A paz de Cassandra
Um conto greco-budista. Em agosto, tem aula "A Odisseia, de Homero: o poema e o filme".
A troiana Cassandra pediu ao deus Apolo o dom da profecia. Em troca, lhe prometeu sexo. Apolo cumpriu sua parte; Cassandra, não. Por isso, foi amaldiçoada pelo deus: suas profecias estariam sempre corretas, mas ninguém acreditaria nelas.
Cassandra passa os dez anos da Guerra de Troia mergulhada no mais profundo desespero. Antes da guerra, profetiza que Páris será a destruição da cidade. Ao final, que o cavalo de madeira está cheio de gregos. Ninguém escuta. Ninguém acredita. Nunca. (Na iconografia da guerra, ela é sempre representada arrancando os cabelos.)

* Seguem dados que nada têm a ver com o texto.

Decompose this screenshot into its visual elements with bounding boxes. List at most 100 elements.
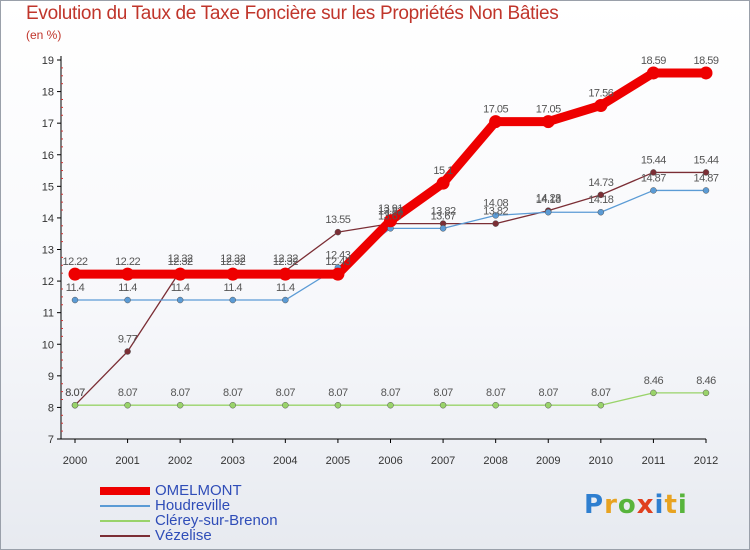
y-tick-label-15: 15 <box>42 181 54 193</box>
data-point-houdreville-2010 <box>597 208 605 216</box>
legend-item-houdreville: Houdreville <box>100 498 320 513</box>
data-point-omelmont-2000 <box>68 267 82 281</box>
data-label-omelmont-2004: 12.32 <box>273 256 298 268</box>
x-tick-label-2003: 2003 <box>221 455 245 467</box>
data-point-houdreville-2007 <box>439 225 447 232</box>
data-label-v-zelise-2000: 8.07 <box>65 387 85 399</box>
data-label-cl-rey-sur-brenon-2006: 8.07 <box>381 387 401 399</box>
chart-subtitle: (en %) <box>26 28 62 42</box>
data-label-cl-rey-sur-brenon-2003: 8.07 <box>223 387 243 399</box>
data-label-cl-rey-sur-brenon-2010: 8.07 <box>591 387 611 399</box>
data-point-houdreville-2003 <box>229 296 236 304</box>
x-tick-label-2007: 2007 <box>431 455 455 467</box>
legend-swatch-cl-rey-sur-brenon <box>100 520 150 522</box>
data-point-houdreville-2011 <box>650 187 657 194</box>
data-label-houdreville-2004: 11.4 <box>276 282 295 294</box>
data-label-v-zelise-2010: 14.73 <box>588 177 613 189</box>
x-tick-label-2001: 2001 <box>115 455 139 467</box>
logo-letter: x <box>636 490 655 520</box>
data-point-omelmont-2011 <box>646 66 660 80</box>
data-label-v-zelise-2007: 13.82 <box>431 206 456 218</box>
data-label-cl-rey-sur-brenon-2002: 8.07 <box>170 387 190 399</box>
data-label-omelmont-2008: 17.05 <box>483 104 508 116</box>
data-label-cl-rey-sur-brenon-2000: 8.07 <box>65 387 85 399</box>
x-tick-label-2011: 2011 <box>642 455 666 467</box>
data-label-cl-rey-sur-brenon-2005: 8.07 <box>328 387 348 399</box>
x-tick-label-2005: 2005 <box>326 455 350 467</box>
legend-label-cl-rey-sur-brenon: Clérey-sur-Brenon <box>155 512 278 529</box>
data-point-v-zelise-2010 <box>597 191 605 199</box>
legend-label-omelmont: OMELMONT <box>155 482 242 499</box>
logo-letter: r <box>604 490 618 520</box>
data-point-omelmont-2001 <box>121 267 135 281</box>
data-point-houdreville-2012 <box>702 187 710 194</box>
data-label-v-zelise-2006: 13.82 <box>378 206 403 218</box>
y-tick-label-10: 10 <box>42 339 54 351</box>
data-point-omelmont-2009 <box>541 115 555 129</box>
data-point-cl-rey-sur-brenon-2007 <box>439 401 447 409</box>
data-label-v-zelise-2001: 9.77 <box>118 334 138 346</box>
data-label-houdreville-2006: 13.67 <box>378 210 403 222</box>
data-label-houdreville-2007: 13.67 <box>431 210 456 222</box>
chart-legend: OMELMONT Houdreville Clérey-sur-Brenon Véze… <box>100 483 320 543</box>
x-tick-label-2006: 2006 <box>378 455 402 467</box>
data-point-omelmont-2005 <box>331 267 345 281</box>
data-point-cl-rey-sur-brenon-2000 <box>71 401 79 409</box>
data-label-omelmont-2000: 12.22 <box>62 256 87 268</box>
logo-letter: i <box>654 490 665 520</box>
data-label-cl-rey-sur-brenon-2007: 8.07 <box>433 387 453 399</box>
data-label-v-zelise-2005: 13.55 <box>325 214 350 226</box>
data-point-omelmont-2006 <box>384 214 397 228</box>
y-tick-label-19: 19 <box>42 55 54 67</box>
legend-swatch-houdreville <box>100 505 150 507</box>
y-tick-label-13: 13 <box>42 245 54 257</box>
data-point-houdreville-2000 <box>71 296 79 304</box>
data-label-v-zelise-2011: 15.44 <box>641 154 666 166</box>
data-point-cl-rey-sur-brenon-2003 <box>229 401 236 409</box>
data-point-houdreville-2004 <box>282 296 289 304</box>
logo-letter: P <box>584 490 605 520</box>
data-point-omelmont-2007 <box>436 176 450 190</box>
y-tick-label-12: 12 <box>42 276 54 288</box>
data-label-v-zelise-2012: 15.44 <box>693 154 718 166</box>
data-label-houdreville-2008: 14.08 <box>483 197 508 209</box>
data-label-v-zelise-2009: 14.23 <box>536 193 561 205</box>
data-label-omelmont-2003: 12.32 <box>220 256 245 268</box>
logo-letter: o <box>617 490 637 520</box>
data-label-omelmont-2002: 12.32 <box>168 256 193 268</box>
data-label-omelmont-2011: 18.59 <box>641 55 666 67</box>
data-point-v-zelise-2011 <box>650 169 657 176</box>
proxiti-logo: Proxiti <box>584 490 688 520</box>
y-tick-label-7: 7 <box>48 434 54 446</box>
legend-item-omelmont: OMELMONT <box>100 483 320 498</box>
data-label-houdreville-2012: 14.87 <box>693 172 718 184</box>
data-point-cl-rey-sur-brenon-2009 <box>545 401 552 409</box>
data-point-omelmont-2010 <box>594 98 608 112</box>
legend-item-v-zelise: Vézelise <box>100 528 320 543</box>
legend-swatch-omelmont <box>100 487 150 495</box>
data-label-cl-rey-sur-brenon-2004: 8.07 <box>276 387 296 399</box>
x-tick-label-2012: 2012 <box>694 455 718 467</box>
data-point-v-zelise-2001 <box>124 348 131 355</box>
data-point-omelmont-2008 <box>489 115 503 129</box>
data-point-houdreville-2008 <box>492 212 499 219</box>
data-point-v-zelise-2005 <box>334 228 342 236</box>
data-label-v-zelise-2003: 12.32 <box>220 253 245 265</box>
data-label-houdreville-2001: 11.4 <box>118 282 137 294</box>
y-tick-label-16: 16 <box>42 150 54 162</box>
y-tick-label-8: 8 <box>48 402 54 414</box>
data-label-omelmont-2012: 18.59 <box>693 55 718 67</box>
series-line-omelmont <box>70 68 711 279</box>
data-point-houdreville-2009 <box>545 208 552 216</box>
data-point-omelmont-2002 <box>173 267 187 281</box>
data-label-cl-rey-sur-brenon-2009: 8.07 <box>539 387 559 399</box>
data-point-omelmont-2003 <box>226 267 240 281</box>
x-tick-label-2008: 2008 <box>483 455 507 467</box>
y-tick-label-17: 17 <box>42 118 54 130</box>
legend-item-cl-rey-sur-brenon: Clérey-sur-Brenon <box>100 513 320 528</box>
legend-label-houdreville: Houdreville <box>155 497 231 514</box>
data-label-cl-rey-sur-brenon-2001: 8.07 <box>118 387 138 399</box>
logo-letter: i <box>677 490 688 520</box>
x-tick-label-2000: 2000 <box>63 455 87 467</box>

(Já que a Grécia Antiga voltou à moda, aqui vai um conto inédito sobre a profetisa troiana Cassandra. Também aproveitando a empolgação sobre o filme de Christopher Nolan, a aula avulsa de agosto será “A Odisseia, de Homero: o poema e o filme” e acontece na quarta, 26, 19h. Recomendo ler em uma dessas duas edições. // As aulas e os cursos são só para mecenas, mas é super fácil se tornar mecenas: basta fazer uma contribuição ao meu Apoia-se. As mecenas têm acesso a todos os meus cursos, passados, presentes e futuros, enquanto durar o mecenato. // Todos os links desse texto levam à Amazon Brasil e, se você comprar qualquer coisa por lá depois de clicar, eu ganho uma comissão, você apoia meu trabalho e fico muito, muito grato. Sim, mesmo se não for o item que clicou inicialmente. Pra facilitar, esse aqui é o link direto para as ofertas do dia em livros.)
A paz de Cassandra
Depois da catástrofe final, Cassandra torna-se parte do butim de Agamemnon, Rei de Argos, líder máximo das forças gregas. Ela sabe que o destino de Agamemnon é ser assassinado pela esposa Clitemnestra no dia de sua volta para casa. Cassandra também sabe que seu próprio destino é morrer esfaqueada na sequência.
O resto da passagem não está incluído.